| |
Hükümet komiserleri
27 yıl hapis cezasına çarptırılan Hayyam Garipoğlu davasında, mahkeme heyetinin gerekçeli kararında "ilginç" bir hukuk yaklaşımı vardı. Deniyordu ki kararda, "sanık" TMSF ile borç ödeme anlaşması yaptığına göre, suçunu kabul etmiş demektir." Garipoğlu, TMSF ile masaya oturmuş, TMSF'nin önüne koyduğu 380 milyon dolar borcu kabul etmiş ve ödeyeceğini taahhüt etmiş. Mahkeme heyeti, bunu, "suçun kabulü" olarak değerlendiriyor. Suç ne? Zimmet! TMSF kim? Devlet! O vakit, devlet bir zimmetçi ile anlaşma yapmış duruma düşmüyor mu? Bu davalarda, sanıkların çoğu zimmet veya dolandırıcılıktan yargılanıyorlar. TMSF ise bu sanıklarla anlaşma yaparak, paraların önemli bir kısmını tahsil etmeye çalışıyor. Peki, devlet sanıklarla anlaşma yapmış olunca, suça göz yummuş mu oluyor, suça iştirak etmiş mi oluyor, yoksa sadece tahsilat mı yapmaya çalışıyor? Hangi kavramlara göre hareket ediyor devlet?
Gelelim sanığın ikrarına! Bir sanığın suçunu kabul etmesi, tek başına, suçun o sanık tarafından işlendiğine delil teşkil eder mi? Etmez. Sanığın suçunu kabul etmesi ancak kanaat oluşmasına yardımcı olur. Farzedelim, Ahmet bir kuyumcu soydu. Mehmet yakalandı ve soygunu kabul etti. Bu kabul ediş, delil olur mu? Eğer delil olursa, Ahmet'in yerine Mehmet cezalandırılmış olur. Kaldı ki, Ahmet ile Mehmet anlaşıp, mahkemeyi yanıltmaya da kalkışmış olabilirler. Birçok töre cinayetini, o cinayeti işlememiş olanların üstlendiği herkesçe bilinir. Adalet, sanık ikrarı ile yetinemez. Gerçek suçluyu bulmaya çalışır. O sebeple, suçun kabulü, delil olmaz.

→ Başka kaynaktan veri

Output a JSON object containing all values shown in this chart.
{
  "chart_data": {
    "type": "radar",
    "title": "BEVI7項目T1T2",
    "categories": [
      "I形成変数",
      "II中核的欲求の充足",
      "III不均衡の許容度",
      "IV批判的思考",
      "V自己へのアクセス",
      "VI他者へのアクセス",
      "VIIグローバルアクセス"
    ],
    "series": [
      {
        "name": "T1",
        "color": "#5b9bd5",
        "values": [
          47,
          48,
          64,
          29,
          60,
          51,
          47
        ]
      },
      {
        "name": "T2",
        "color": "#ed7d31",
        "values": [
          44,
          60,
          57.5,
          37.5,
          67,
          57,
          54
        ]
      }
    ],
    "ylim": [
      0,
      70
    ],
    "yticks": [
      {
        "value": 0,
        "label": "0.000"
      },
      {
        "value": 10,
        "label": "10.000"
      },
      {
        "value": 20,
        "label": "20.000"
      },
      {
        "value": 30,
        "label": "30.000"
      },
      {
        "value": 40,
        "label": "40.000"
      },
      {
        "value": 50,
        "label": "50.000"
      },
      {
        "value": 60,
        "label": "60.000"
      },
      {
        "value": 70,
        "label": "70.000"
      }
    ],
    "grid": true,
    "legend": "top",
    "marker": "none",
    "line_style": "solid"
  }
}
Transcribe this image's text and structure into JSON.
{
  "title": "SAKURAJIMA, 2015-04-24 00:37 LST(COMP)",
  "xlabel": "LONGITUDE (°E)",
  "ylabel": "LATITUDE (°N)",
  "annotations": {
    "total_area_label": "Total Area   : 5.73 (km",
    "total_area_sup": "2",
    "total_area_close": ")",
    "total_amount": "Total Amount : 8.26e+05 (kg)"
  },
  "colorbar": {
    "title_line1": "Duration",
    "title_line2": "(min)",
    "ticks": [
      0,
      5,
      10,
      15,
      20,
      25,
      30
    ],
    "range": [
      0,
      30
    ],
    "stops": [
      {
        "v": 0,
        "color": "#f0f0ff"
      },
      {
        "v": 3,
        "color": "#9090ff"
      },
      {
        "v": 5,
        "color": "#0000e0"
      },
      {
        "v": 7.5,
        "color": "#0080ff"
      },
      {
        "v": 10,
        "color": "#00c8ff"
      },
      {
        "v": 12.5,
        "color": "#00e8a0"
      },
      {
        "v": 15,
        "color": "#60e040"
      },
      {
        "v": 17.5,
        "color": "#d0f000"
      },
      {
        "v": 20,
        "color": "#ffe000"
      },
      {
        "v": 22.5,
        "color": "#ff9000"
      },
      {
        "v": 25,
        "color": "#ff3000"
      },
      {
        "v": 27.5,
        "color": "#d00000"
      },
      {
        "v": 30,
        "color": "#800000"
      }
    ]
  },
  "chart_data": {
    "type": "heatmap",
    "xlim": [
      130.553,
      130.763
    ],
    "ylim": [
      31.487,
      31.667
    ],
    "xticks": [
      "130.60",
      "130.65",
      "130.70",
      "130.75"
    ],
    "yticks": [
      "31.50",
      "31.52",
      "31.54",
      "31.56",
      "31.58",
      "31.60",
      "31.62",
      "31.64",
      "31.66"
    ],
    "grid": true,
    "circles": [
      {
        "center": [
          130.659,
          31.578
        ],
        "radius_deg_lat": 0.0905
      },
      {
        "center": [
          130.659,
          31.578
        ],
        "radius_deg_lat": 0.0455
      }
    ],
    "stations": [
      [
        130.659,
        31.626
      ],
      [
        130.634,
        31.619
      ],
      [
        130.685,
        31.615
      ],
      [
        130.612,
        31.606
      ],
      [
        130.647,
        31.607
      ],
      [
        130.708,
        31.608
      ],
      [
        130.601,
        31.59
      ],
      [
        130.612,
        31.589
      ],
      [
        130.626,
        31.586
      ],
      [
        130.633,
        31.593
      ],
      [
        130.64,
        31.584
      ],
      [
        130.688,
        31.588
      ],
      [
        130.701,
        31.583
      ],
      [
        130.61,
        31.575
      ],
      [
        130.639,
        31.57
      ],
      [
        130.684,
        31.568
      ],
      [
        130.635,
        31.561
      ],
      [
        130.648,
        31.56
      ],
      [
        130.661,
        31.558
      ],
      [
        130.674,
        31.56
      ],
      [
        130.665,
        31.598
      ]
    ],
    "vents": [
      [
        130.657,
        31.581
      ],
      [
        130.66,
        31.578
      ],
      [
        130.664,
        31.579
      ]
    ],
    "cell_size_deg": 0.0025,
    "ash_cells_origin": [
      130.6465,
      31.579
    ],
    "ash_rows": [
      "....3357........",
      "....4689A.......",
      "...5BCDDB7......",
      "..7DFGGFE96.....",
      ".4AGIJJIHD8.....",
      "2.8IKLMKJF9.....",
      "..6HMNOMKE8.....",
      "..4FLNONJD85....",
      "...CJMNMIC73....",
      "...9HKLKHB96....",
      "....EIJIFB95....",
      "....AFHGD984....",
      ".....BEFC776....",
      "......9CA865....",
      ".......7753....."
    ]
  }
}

Şimdi gelelim, medyadaki çarpık bir anlayışa... Birçok gazeteci, banka hortumlamalarında yürütülen paralanın geri alınmasında devletin "çaresiz kaldığını" öne sürüyor. Ve devlete arka çıkıyorlar. Kimi okuyucu da bu gazetecileri "kahraman" falan sanıyor. Oysa, gazetecinin prensip olarak, devlete arka çıkması gerekmez. Çünkü, devlet bir şekilde kandırılmış veya haksızlığa uğramış olsa bile, bu haksızlığı giderecek güce ve organlara sahiptir. Devlet, istediği takdirde bir gecede, ortalığı kasıp kavuracak tedbirler alabilir. Yani, devletin savunulmaya ihtiyacı yoktur. Savunulmaya ihtiyacı olan bireydir. Bütün rejimlerde, devletin karşısında birey güçsüzdür. Ve çeşitli haksızlıklara uğraması olasıdır. O yüzden gazeteci, bireyin yanında saf tutmalı, bireyin hak ve hukukuna sahip çıkmalıdır.
Aksi halde yanlış duruş, gazeteciyi devletin uzantısı haline getirir, daha hevesli olanlar ise "hükümet komiseri" havasına bürünebilirler. Bireyin, halkın ve milletin hak ve hukukunu gözetmekle mükellef gazetecinin, devlet resmi görevlileriyle veya hükümet yetkilileriyle kolkola girmesi, bu meslek için gerçek bir felakettir. Bir haksızlığa uğradığınızda, gideceğiniz yer neresidir? Adalettir! Orada da haksızlığa uğrarsanız, nereye koşarsınız? Basına... Ama basın da "devlet kapısı" haline gelmişse ne olacak? Kahraman zannedilen gazeteci devletin yanındaysa, yandınız demektir.